At Tuesday's (mostly tame) NPR debate, "This led to insinuations from several candidates that by casting her vote for economic sanctions," Christopher Cooper writes in The Wall Street Journal.
Former senator John Edwards, D-N.C.: "I think it's very clear that Bush and Cheney have been rattling the saber about Iran for a very long time." Clinton's response: "I understand politics and I understand making outlandish political changes but this really goes way too far."
"The timing of the new National Intelligence Estimate interfered with Clinton's game plan and forced her -- for an afternoon, at least -- back on the defensive," Newsweek's Richard Wolffe reports.
Obama slapped Clinton anew in a Des Moines Register editorial board meeting, saying that only he can create a "working majority for change" by attracting independents and Republicans to the Democratic ticket.
"Now what we know is that that will not happen with Senator Clinton. That's guaranteed," Obama said, per the Register's Thomas Beaumont.
Obama tries to rise above the fray again on Wednesday, with an endorsement by former senator Harris Wofford, D-Pa., and his own version of a JFK speech: "A Call to Service."
"We need your service, right now, in this moment -- our moment -- in history," Obama plans to say, per excerpts released by his campaign.
"I'm not going to tell you what your role should be; that's for you to discover. But I am going to ask you to play your part; ask you to stand up; ask you to put your foot firmly into the current of history."
Edwards is enjoying his front-row seat at this fight. "On a six-day swing through Iowa a month before the caucuses on Jan. 3, Mr.
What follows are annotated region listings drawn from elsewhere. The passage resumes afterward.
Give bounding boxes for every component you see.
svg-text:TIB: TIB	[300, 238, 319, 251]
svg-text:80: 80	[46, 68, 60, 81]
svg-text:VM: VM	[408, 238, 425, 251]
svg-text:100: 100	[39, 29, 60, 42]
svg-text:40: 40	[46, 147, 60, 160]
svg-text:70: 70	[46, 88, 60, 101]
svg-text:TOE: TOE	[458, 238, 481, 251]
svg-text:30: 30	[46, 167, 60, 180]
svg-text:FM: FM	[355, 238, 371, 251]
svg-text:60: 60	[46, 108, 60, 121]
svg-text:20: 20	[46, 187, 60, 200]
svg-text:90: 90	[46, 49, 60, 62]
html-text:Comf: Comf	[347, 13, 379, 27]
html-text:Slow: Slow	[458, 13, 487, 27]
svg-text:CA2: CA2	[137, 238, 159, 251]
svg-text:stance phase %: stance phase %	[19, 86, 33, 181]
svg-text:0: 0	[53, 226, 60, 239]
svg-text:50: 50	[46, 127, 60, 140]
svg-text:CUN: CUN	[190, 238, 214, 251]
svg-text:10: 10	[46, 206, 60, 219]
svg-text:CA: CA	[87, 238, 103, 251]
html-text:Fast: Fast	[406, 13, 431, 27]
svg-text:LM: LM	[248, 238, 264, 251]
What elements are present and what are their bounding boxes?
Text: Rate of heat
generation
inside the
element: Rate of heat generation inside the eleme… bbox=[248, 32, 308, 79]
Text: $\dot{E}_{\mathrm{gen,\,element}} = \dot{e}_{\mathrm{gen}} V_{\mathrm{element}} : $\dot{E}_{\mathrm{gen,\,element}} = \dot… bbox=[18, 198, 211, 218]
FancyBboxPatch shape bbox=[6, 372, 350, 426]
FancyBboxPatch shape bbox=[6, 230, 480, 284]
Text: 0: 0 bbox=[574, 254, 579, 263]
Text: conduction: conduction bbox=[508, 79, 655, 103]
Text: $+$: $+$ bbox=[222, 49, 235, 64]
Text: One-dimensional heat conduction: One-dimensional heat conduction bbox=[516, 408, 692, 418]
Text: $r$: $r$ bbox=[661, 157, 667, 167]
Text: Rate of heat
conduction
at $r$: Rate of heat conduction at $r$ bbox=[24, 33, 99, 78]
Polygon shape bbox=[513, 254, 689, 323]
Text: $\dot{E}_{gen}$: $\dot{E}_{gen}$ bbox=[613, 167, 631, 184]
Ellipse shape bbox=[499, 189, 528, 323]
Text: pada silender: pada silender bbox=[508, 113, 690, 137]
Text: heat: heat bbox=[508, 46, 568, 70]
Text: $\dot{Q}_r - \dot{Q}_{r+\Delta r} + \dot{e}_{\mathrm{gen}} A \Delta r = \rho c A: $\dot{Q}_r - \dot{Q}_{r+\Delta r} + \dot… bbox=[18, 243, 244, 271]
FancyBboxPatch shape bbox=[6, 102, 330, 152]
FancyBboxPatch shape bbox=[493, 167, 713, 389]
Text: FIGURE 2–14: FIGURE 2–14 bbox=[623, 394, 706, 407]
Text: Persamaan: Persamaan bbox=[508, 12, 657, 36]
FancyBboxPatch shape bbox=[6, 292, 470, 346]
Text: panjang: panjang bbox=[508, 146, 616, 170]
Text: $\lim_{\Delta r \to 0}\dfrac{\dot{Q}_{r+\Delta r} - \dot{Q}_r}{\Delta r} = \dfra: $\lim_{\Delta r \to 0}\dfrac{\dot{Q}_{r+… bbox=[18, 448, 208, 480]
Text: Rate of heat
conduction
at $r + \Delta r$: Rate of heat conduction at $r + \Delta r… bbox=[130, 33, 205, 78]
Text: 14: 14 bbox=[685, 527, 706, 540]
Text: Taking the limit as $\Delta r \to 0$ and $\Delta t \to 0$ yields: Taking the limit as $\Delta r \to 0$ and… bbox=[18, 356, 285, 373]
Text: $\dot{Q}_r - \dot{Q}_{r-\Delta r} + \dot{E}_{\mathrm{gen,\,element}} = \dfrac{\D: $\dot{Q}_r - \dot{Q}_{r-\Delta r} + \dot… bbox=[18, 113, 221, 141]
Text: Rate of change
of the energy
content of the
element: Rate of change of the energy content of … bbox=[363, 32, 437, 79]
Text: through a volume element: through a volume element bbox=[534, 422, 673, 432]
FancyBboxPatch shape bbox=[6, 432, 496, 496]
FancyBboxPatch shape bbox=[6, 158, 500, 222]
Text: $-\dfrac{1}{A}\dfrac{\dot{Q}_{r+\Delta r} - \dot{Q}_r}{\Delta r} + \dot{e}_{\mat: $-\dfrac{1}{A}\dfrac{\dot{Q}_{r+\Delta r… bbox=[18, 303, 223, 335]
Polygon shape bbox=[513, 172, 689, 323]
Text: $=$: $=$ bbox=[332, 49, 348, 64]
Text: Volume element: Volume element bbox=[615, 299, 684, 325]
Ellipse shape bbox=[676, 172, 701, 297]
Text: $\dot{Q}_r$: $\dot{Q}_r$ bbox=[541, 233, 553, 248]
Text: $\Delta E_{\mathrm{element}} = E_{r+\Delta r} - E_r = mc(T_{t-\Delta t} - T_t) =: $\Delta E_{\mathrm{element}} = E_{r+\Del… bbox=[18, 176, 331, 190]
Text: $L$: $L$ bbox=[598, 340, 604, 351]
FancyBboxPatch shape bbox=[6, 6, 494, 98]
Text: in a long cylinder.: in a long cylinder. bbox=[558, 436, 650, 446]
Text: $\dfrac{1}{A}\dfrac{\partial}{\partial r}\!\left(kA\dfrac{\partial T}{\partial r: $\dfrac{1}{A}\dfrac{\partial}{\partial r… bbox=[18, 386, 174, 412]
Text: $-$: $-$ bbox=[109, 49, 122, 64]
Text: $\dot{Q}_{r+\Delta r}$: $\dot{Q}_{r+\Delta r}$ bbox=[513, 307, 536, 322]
Edwards lightened up and reprised the role of the upbeat optimist he had in 2004, when he ran a close second in the caucuses," Julie Bosman writes in The New York Times.
Edwards: "Listen, I don't think America benefits from any personal fighting between candidates. . . . They don't care about fighting between politicians." (But he does.)
"The daily rhetorical sparring between Obama and Clinton has only made the Edwards campaign more confident that the best tactic to distinguish its candidate is to rise above the intraparty bout, which Edwards was largely instigating as recently as mid-November," Politico's David Paul Kuhn writes.
The deeper look: "The Democratic presidential candidates have transformed the race into a battle almost entirely over character and electability as the three leading candidates scramble for position in a tight race in Iowa and beyond," per ABC News.
Edwards deputy campaign manager Jonathan Prince: "We're happy to let them have their little spat. . . . When campaign comes to caucus time, the caucusgoers make their decisions on what really matters to them. It's about who these people are, and where they are going to take the country, and whether you can trust what they say."
Also in the news:
Giuliani has a new TV ad up today -- and it's him as commander-in-chief, invoking memories of Ronald Reagan's ending of the Iranian hostage crisis. "The best way you deal with dictators, the best way you deal with tyrants and terrorists, you stand up to them. You don't back down."
The Bloomberg/Los Angeles Times poll shows Huckabee's Iowa surge is translating into nation-wide support -- with most of it coming from Giuliani. "Huckabee has pulled into second place, close behind Giuliani, in the national survey of Republican-leaning voters," the Times' Janet Hook writes.